As of June 30, 2016 vSphere Enterprise licence will no longer be available. As more and more customers start moving to Enterprise Plus licencing scheme, we will see wider adoption of Enterprise Plus features, such as vSphere Distributed Switch, SIOC, NIOC and Storage DRS.
Therefore, there will be a continuing demand in better coverage of these features and I want to start blogging about them more to meet this demand. And the first blog will be about one of the hidden gems – vSphere distributed switch Health Check.
Feature overview
The reason why I picked health check specifically is because it’s very helpful when troubleshooting connectivity issues on vSphere distributed switch uplinks. But at the same time it’s lesser known, because it’s buried deep in vDS setting section, available only from the Web Client and is disabled by default.
vDS health check is capable of doing the following tests:
- VLAN and MTU
- Teaming and failover
By sending broadcasts from one link and receiving them from another, vDS health check can determine if a VLAN is not allowed on a trunk or there is an MTU mismatch. In the same way if you’re using LACP, vDS will alert you if there are any port channel misconfigurations.
Usage example
Before you can start using vDS health check you need to enable it in vSphere Web Client > Networking > dvSwitch > Manage > Settings > Health check. Click on the Edit button and enable both tests.
Now if you go to the Monitor tab and click on the Health section, after a few minutes of initial checks you will see a per host breakdown of identified issues.
In my case I was able to immediately determine that VLAN 120 was not trunked on the physical switch. The port group this VLAN ID was assigned to had no VMs at the time. And the issues was fixed proactively, before it could start causing issues.
Possible use cases
The above example is a very straightforward one. VLAN was not added to the trunk port on the physical switch on any of the uplink ports and the issue would’ve been determined right after the first VM was added to the port group.
But what if the VLAN was missing only on one of the host’s uplinks? VM would be running fine on another host and after a vMotion (during a potential maintenance work on that host) it could get migrated to the affected host and lose connectivity. Result – impact to production workloads and time wasted on troubleshooting.
MTU checks are particularly helpful for the environments where a non-standard MTU size is used, such as 9000 byte jumbo frames for iSCSI. It’s important for MTU to match on both vDS and physical switch. This check confirms exactly that.

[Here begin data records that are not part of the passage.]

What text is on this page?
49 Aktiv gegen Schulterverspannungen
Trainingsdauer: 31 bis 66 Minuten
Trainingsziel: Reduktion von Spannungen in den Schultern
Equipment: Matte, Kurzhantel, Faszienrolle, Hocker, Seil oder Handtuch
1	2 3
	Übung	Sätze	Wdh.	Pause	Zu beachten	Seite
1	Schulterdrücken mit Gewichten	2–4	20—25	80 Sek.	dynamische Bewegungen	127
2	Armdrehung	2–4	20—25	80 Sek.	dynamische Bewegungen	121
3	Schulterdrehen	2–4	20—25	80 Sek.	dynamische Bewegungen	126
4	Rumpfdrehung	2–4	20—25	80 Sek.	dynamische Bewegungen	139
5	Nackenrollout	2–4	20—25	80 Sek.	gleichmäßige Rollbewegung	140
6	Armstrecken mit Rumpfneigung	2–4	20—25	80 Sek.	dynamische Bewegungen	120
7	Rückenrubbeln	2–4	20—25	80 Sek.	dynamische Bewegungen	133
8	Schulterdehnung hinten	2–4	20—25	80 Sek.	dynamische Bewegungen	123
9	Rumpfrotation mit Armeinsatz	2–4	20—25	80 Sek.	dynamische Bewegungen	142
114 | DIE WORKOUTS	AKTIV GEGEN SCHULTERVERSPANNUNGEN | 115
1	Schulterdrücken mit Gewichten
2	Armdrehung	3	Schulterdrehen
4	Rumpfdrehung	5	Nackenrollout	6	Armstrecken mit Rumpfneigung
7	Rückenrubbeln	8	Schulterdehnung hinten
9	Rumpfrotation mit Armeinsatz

And last but not least, teaming and failover tests can be useful when you’re using LACP capability of vDS and one of the uplinks is not added to the port channel configuration, which can also cause some nasty issues.
Conclusion
In my opinion vSphere Distributed Switch Health Check is one of those valuable, but overlooked features. I suggest to give it a go if you haven’t already done so. It will notify you for any newly introduced network issues or who knows, maybe it will even find a network mismatch in your current vDS configuration.